Increase in first-home buyer activity does not mean affordability is solved.

While first home buyers now comprise 18.1% of the market due to the decrease in investor activity, homeownership rates are still at their lowest level.

In fact, according to the figures from the Household Income and Labour Dynamics in Australia (HILDA) survey, there has been a rise in the number of renters, particularly amongst millennials.

For RiseWise Property Review CEO and Founder Don Peleg, this could mean that some potential buyers are still being priced out of the market, even after the price drops.

In a think piece for Property Update, Peleg argued that a lack of family-suitable housing is likely to continue to push prices up. While the Federal Government is in the process of establishing a strategy that could help relieve skyrocketing prices, Peleg said price hikes are still likely to happen

"This is high on the agenda for the Federal Government, however, a coordinated strategy should be put in place to encourage a better spread of the population across Australia as well as the construction of owner-occupier appropriate dwellings in the middle-ring suburbs in our major capital cities," Peleg said.

He added: "Without a strategic and comprehensive solution, it is likely that the current supply and demand patterns will once again lead to escalating prices, deteriorating housing affordability and a reduction in home ownership in Australia."

Peleg explained that initiatives should also be undertaken to address these issues on the state level.
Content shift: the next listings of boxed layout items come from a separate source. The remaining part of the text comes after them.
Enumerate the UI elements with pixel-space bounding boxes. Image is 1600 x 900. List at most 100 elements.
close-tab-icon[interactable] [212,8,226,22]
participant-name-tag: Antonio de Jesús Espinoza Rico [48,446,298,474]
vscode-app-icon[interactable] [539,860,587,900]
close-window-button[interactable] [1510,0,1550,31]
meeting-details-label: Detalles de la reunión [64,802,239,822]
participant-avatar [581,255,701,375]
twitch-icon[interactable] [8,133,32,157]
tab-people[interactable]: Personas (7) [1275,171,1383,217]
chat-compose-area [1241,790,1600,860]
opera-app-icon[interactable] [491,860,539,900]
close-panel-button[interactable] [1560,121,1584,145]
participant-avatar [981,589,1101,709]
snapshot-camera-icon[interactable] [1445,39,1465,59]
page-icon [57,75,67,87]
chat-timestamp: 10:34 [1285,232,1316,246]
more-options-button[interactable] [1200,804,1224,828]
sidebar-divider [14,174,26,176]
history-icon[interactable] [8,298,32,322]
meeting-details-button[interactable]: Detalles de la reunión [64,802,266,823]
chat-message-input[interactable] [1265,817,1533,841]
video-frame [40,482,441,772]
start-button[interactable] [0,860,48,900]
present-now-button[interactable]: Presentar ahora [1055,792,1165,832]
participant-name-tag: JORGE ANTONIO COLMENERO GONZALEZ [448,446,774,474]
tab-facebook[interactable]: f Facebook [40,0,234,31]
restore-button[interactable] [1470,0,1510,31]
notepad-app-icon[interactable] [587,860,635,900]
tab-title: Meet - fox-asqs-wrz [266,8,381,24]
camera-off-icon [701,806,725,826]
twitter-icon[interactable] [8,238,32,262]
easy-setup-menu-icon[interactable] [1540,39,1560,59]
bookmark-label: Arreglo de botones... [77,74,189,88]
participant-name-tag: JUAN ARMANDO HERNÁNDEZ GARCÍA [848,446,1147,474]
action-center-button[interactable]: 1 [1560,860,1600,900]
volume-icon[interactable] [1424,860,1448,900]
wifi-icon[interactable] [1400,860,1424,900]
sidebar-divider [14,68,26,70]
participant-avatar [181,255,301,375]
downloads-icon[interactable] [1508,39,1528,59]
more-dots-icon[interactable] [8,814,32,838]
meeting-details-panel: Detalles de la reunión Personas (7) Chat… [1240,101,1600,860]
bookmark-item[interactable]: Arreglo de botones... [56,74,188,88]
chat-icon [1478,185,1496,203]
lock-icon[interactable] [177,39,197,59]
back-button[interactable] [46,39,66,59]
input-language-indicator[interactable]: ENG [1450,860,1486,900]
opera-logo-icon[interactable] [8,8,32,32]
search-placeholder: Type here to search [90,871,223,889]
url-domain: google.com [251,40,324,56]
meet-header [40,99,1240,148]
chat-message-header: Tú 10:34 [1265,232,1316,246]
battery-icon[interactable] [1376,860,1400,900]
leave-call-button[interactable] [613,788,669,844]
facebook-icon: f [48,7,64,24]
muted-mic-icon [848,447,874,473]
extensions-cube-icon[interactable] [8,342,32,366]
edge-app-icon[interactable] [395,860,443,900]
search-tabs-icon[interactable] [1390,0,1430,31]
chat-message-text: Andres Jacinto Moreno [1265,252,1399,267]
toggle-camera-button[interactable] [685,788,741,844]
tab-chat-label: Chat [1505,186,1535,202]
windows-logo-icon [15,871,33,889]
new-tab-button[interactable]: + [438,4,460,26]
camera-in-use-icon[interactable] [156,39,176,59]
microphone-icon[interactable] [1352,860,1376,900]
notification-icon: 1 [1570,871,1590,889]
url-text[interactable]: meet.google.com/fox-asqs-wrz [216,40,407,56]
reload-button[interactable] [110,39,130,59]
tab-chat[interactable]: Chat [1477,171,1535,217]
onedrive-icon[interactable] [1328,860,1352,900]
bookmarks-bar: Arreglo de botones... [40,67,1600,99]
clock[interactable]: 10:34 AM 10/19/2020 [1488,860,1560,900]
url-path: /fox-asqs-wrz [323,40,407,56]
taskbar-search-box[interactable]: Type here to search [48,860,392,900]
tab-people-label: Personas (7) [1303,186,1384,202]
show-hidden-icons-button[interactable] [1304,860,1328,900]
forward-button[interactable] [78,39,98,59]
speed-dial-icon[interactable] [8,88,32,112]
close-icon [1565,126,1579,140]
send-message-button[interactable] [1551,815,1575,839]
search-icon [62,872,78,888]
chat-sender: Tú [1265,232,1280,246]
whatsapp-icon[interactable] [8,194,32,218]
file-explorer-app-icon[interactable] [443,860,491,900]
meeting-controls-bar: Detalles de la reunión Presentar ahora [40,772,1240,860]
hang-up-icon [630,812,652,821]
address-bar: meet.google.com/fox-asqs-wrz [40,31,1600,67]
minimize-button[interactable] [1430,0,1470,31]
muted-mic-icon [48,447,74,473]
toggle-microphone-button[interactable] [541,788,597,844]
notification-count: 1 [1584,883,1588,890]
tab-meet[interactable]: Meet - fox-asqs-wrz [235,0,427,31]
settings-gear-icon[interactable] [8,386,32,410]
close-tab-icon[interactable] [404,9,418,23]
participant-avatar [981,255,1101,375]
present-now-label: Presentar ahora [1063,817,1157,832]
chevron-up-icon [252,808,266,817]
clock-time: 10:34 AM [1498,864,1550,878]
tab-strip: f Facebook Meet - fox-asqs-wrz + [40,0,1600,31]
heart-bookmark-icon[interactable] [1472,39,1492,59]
He cited Sydney, noting that even the city’s record levels of housing construction will not enough to meet the ballooning population growth.

"Other measures should be undertaken at the state level, particularly in relation to planning, greenfield land releases, rezoning and a more co-ordinated approach between the states and the local governments in relation to those matters," he said.

Moreover, he said incentives for meeting pre-approved development targets would encourage more local governments to boost the construction of new dwellings.

To be able to do this, Peleg said governments should be able to increase land supply release through coordinated strategies.

"Land releases in the outer suburbs are essential, particularly in Sydney to support the other supply-related measures that have been detailed above. The outer suburbs are significantly more affordable, and they provide an opportunity to first home buyers to enter the property market," he said.